One of the stories in the collection, “Pics,” illustrates the complexity of group chat dynamics. I came across a recent post about how decayed and absurd the internet has gotten, because of AI, influencers, and other weird evolutions. The post made me wonder if group chats are the last safe space we have.

I don’t know. You see how it turns out in that story—not well, without spoiling it. It’s this interesting example of the internet of few people, where you are connected to other people but only like six or seven of them. You create a sort of ersatz community that way. But it can just as easily fall apart because of one argument that people have. It’s not that that can’t happen in real life, but it’s akin to, you know, there being an argument in some sort of community center or bar and then the bar crumbling around everybody’s head as a result of it. It usually doesn’t happen that way.

As someone who’s been acutely plugged in from the beginning, how do you see social media evolving in this next stage?

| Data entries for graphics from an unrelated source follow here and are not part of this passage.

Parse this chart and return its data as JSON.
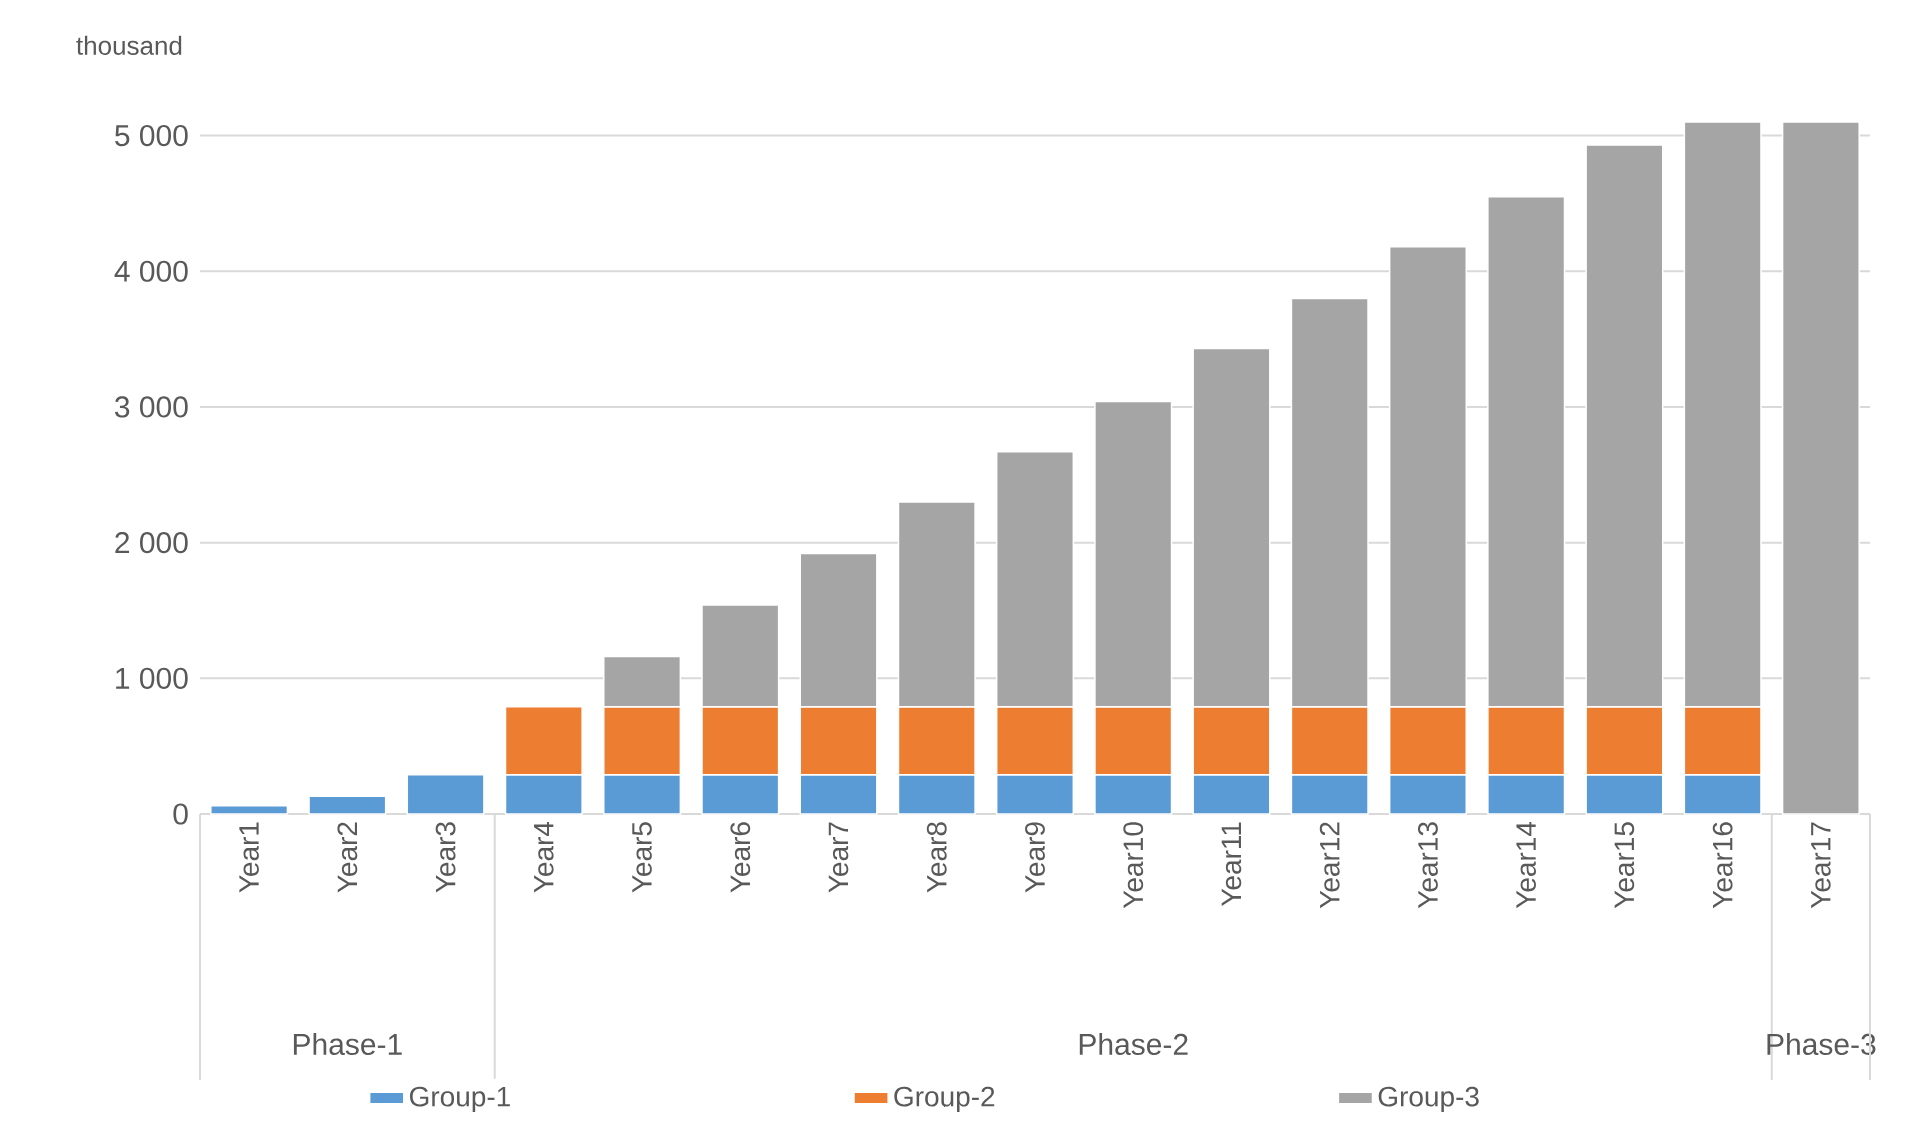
{
  "chart_data": {
    "type": "bar",
    "stacked": true,
    "ylabel": "thousand",
    "categories": [
      "Year1",
      "Year2",
      "Year3",
      "Year4",
      "Year5",
      "Year6",
      "Year7",
      "Year8",
      "Year9",
      "Year10",
      "Year11",
      "Year12",
      "Year13",
      "Year14",
      "Year15",
      "Year16",
      "Year17"
    ],
    "series": [
      {
        "name": "Group-1",
        "color": "#5b9bd5",
        "values": [
          60,
          130,
          290,
          290,
          290,
          290,
          290,
          290,
          290,
          290,
          290,
          290,
          290,
          290,
          290,
          290,
          null
        ]
      },
      {
        "name": "Group-2",
        "color": "#ed7d31",
        "values": [
          null,
          null,
          null,
          500,
          500,
          500,
          500,
          500,
          500,
          500,
          500,
          500,
          500,
          500,
          500,
          500,
          null
        ]
      },
      {
        "name": "Group-3",
        "color": "#a5a5a5",
        "values": [
          null,
          null,
          null,
          null,
          370,
          750,
          1130,
          1510,
          1880,
          2250,
          2640,
          3010,
          3390,
          3760,
          4140,
          4310,
          5100
        ]
      }
    ],
    "ylim": [
      0,
      5100
    ],
    "yticks": [
      0,
      {
        "value": 1000,
        "label": "1 000"
      },
      {
        "value": 2000,
        "label": "2 000"
      },
      {
        "value": 3000,
        "label": "3 000"
      },
      {
        "value": 4000,
        "label": "4 000"
      },
      {
        "value": 5000,
        "label": "5 000"
      }
    ],
    "grid": "y",
    "legend": "bottom",
    "annotations": [
      "Phase-1",
      "Phase-2",
      "Phase-3"
    ]
  }
}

There’s a definite pivot to video. I learned not that long ago about this phenomenon of the millennial pause. Have you heard of this?

No, I haven’t.

Apparently there’s this thing that humiliatingly identifies millennials when they post video content, which is that when they start they pause for a second or two, before they begin talking. Whereas if you watch something made by a younger person, they’ll be in the middle of their sentence by the time it starts. It’s stuff like that.

Damn, I definitely do that.

If you’re asking for a prediction, my guess is there’s going to be a larger shift away from unique identity, in the sense that an individual account is presumed to represent one real person in the world. Given the combined weight of things—the co-presence of AI slop and bots, but also the reluctance to be tied or accountable to a single all-purpose identity across platforms—there’s going to be less of a feeling that any particular account is canonically ‘you’ online. That is, you might use one to promote your work, and one for socializing, and one for lurking and trolling, a kind of willful fragmenting of oneself in a way that can be totally opaque to others. People already do it now, but it will be more of the baseline norm in the future.